En ouverture, Louis Langrée lance l’Hymne à la justice d’Albéric Magnard (1865-1914). Rapidement Magnard fut l’un des soutiens du capitaine Alfred Dreyfus ; choqué par l’évident déni de justice que constituait l’affaire Dreyfus, Magnard, après Emile Zola et son célèbre “J’accuse” (publié en 1898), compose une œuvre cinglante, forte, intense. A sa façon, il fait transparaitre nettement le dégoût que lui inspire la situation du capitaine Dreyfus. Dès les premières mesures, Louis Langrée dirige l’Orchestre des Champs Elysées avec une énergie et une maîtrise manifeste ; la battue du chef est claire, nette, précise, implacable ; avec les musiciens, il entraîne le public au cœur même de l’affaire Dreyfus : l’effrayant déni de justice qu’elle constitue. La violence de la première partie de l’oeuvre de Magnard décrit bien la détresse du malheureux capitaine et de ses soutiens. Si la suite de l’hymne est plus apaisée, elle n’en montre pas moins à quel point la notion même de justice a été malmenée, voire bafouée, niée sous un torrent de boue et de mensonges jamais reconnus par ailleurs. Langrée s’approprie le chef d’oeuvre de Magnard avec une virtuosité peu commune; en grand défenseur de la musique française, il impulse une vie et un dynamisme saisissants à cet hymne dense, plein de colère, de tristesse et, en même temps, d’espoir

langree1Après une brève pause, Louis Langrée revient avec la mezzo soprano Gaëlle Arquez pour la seconde œuvre du programme : Poème de l’amour et de la mer op.19 d’Ernest Chausson (1855-1899). Tout comme dans l’Hymne à la justice, Louis Langrée dirige d’une main ferme et souple une œuvre qui préfigure ce que sera La mer quelques années plus tard. Gaëlle Arquez, la régionale de l’étape, – elle est en effet née à Saintes-, est dotée d’une jolie voix de mezzo. Si la jeune femme connaît bien l’oeuvre, la diction est parfois aléatoire ; regrettable défaillance d’autant que les poèmes de Maurice Bouchor (1855-1929) sont superbes. Néanmoins la jeune femme s’implique totalement dans une œuvre qui, sous une apparente facilité, est complexe, pleine de pièges et très difficile à interpréter. Remarquablement dirigée par un chef qui connaît parfaitement ce répertoire, Gaëlle Arquez fait entendre une couleur vocale somptueuse et expressive même si la voix est parfois couverte par les musiciens; cependant l’orchestre accompagne la mezzo avec sensibilité et efficacité.

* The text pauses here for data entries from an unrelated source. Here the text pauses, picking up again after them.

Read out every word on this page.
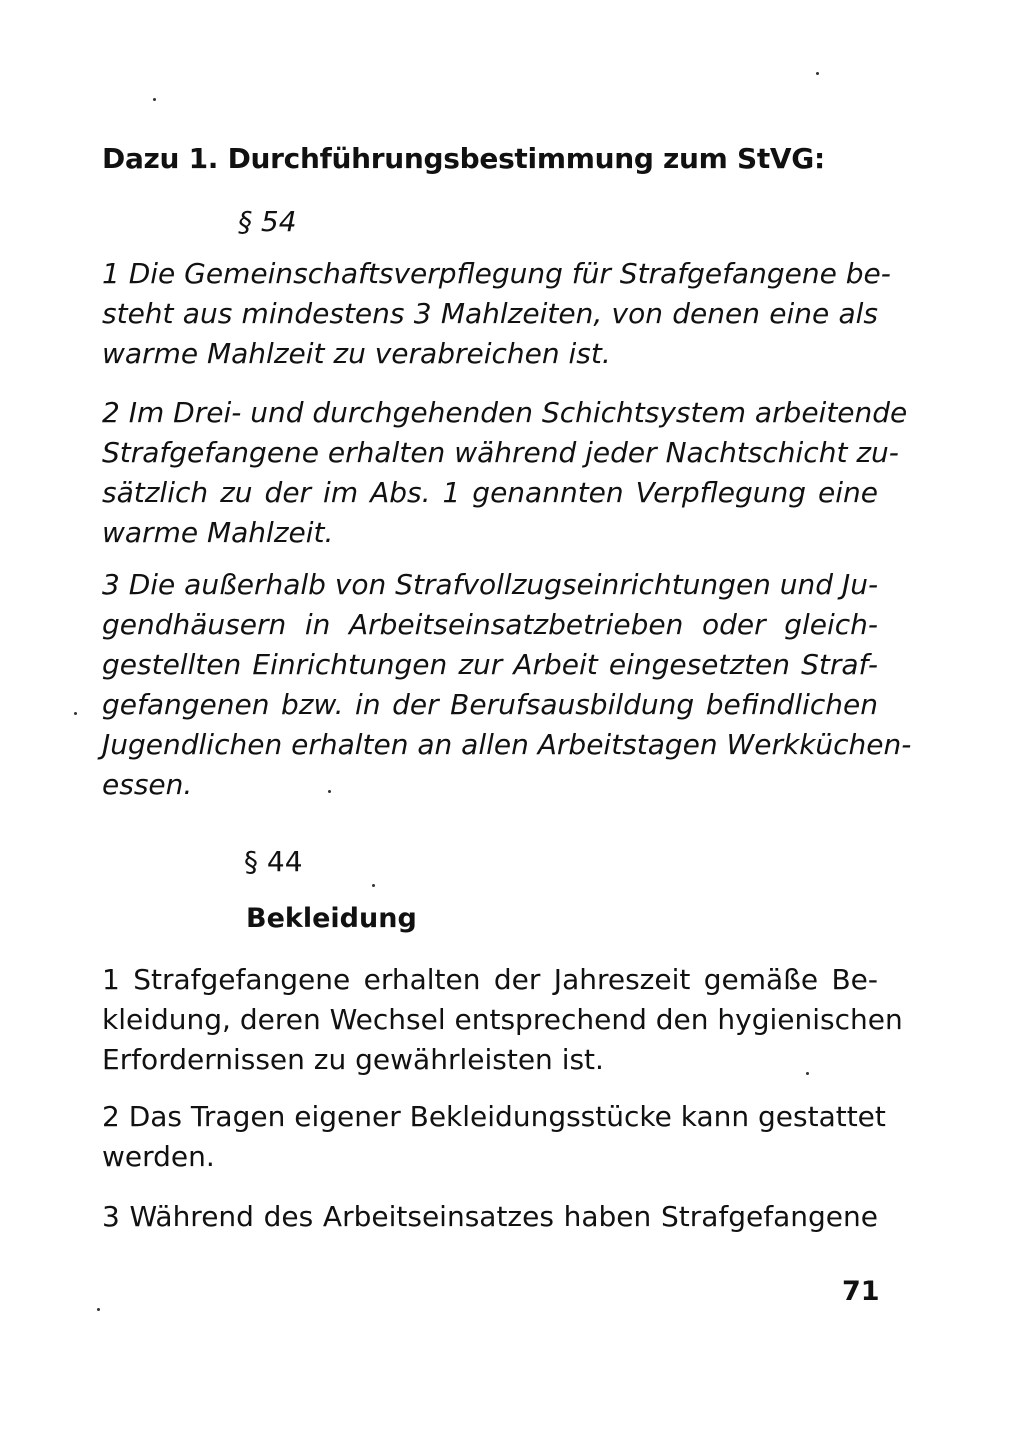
Dazu 1. Durchführungsbestimmung zum StVG:
§ 54
1 Die Gemeinschaftsverpflegung für Strafgefangene be-
steht aus mindestens 3 Mahlzeiten, von denen eine als
warme Mahlzeit zu verabreichen ist.
2 Im Drei- und durchgehenden Schichtsystem arbeitende
Strafgefangene erhalten während jeder Nachtschicht zu-
sätzlich zu der im Abs. 1 genannten Verpflegung eine
warme Mahlzeit.
3 Die außerhalb von Strafvollzugseinrichtungen und Ju-
gendhäusern in Arbeitseinsatzbetrieben oder gleich-
gestellten Einrichtungen zur Arbeit eingesetzten Straf-
gefangenen bzw. in der Berufsausbildung befindlichen
Jugendlichen erhalten an allen Arbeitstagen Werkküchen-
essen.
§ 44
Bekleidung
1 Strafgefangene erhalten der Jahreszeit gemäße Be-
kleidung, deren Wechsel entsprechend den hygienischen
Erfordernissen zu gewährleisten ist.
2 Das Tragen eigener Bekleidungsstücke kann gestattet
werden.
3 Während des Arbeitseinsatzes haben Strafgefangene
71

Après l’entracte, Louis Langrée et l’Orchestre des Champs Elysées attaquent la seconde partie du programme consacrée à Claude Debussy (1862-1918). Avec La mer, nous retrouvons un peu de l’esprit du Poème de l’amour et de la mer de Chausson créé une dizaine d’années auparavant. Le chef, debussyste avéré, dirige La mer conciliant fermeté et souplesse ; il cisèle la partition sans jamais l’alourdir. L’Orchestre des Champs Elysées aborde le cycle purement orchestral avec une maîtrise quasi parfaite ; et la direction précise et dynamique de Louis Langrée galvanise les musiciens. Après des applaudissements très nourris saluant une performance remarquable, le chef annonce le bis; et c’est une autre pièce de Debussy : Prélude à l’après midi d’un faune. Après la violence des vents marins de La mer, sa houle océane impétueuse, scintillante,  chef et musiciens, soudés et complices, réalisent une lecture alerte et enjouée du Prélude ; les interventions solos sont excellentes et l’orchestre joue avec un plaisir évident sous la direction d’un chef survolté par une ambiance très chaleureuse.

C’est un concert de très haute volée que l’Orchestre des Champs Elysées a proposé à un public venu nombreux. D’autant que le programme, exclusivement français, était dirigé par Louis Langrée, grand défenseur de ce répertoire. La présence de Gaëlle Arquez pour interpréter Le poème de l’amour et de la mer a apporté une touche lumineuse à la soirée. Plénitude et cohérence du son de ce concert symphonique et lyrique ont convaincu, apportant à Saintes, un nouveau jalon mémorable de sa saison symphonique. On regrette qu’un disque n’en perpétue pas le souvenir ni la totale réussite.

Compte-rendu, concert. Poitiers. Auditorium, le 4 février 2016. Albéric Magnard (1865-1914) : Hymne à la justice op.14, Ernest Chausson (1855-1899) : Poème de l’amour et de la mer op.19, Claude Debussy (1862-1918) : La mer, trois esquisses symphoniques pour orchestre, Prélude à l’après midi d’un faune (bis). Gaëlle Arquez, mezzo soprano, Orchestre des Champs Elysées. Louis Langrée, direction.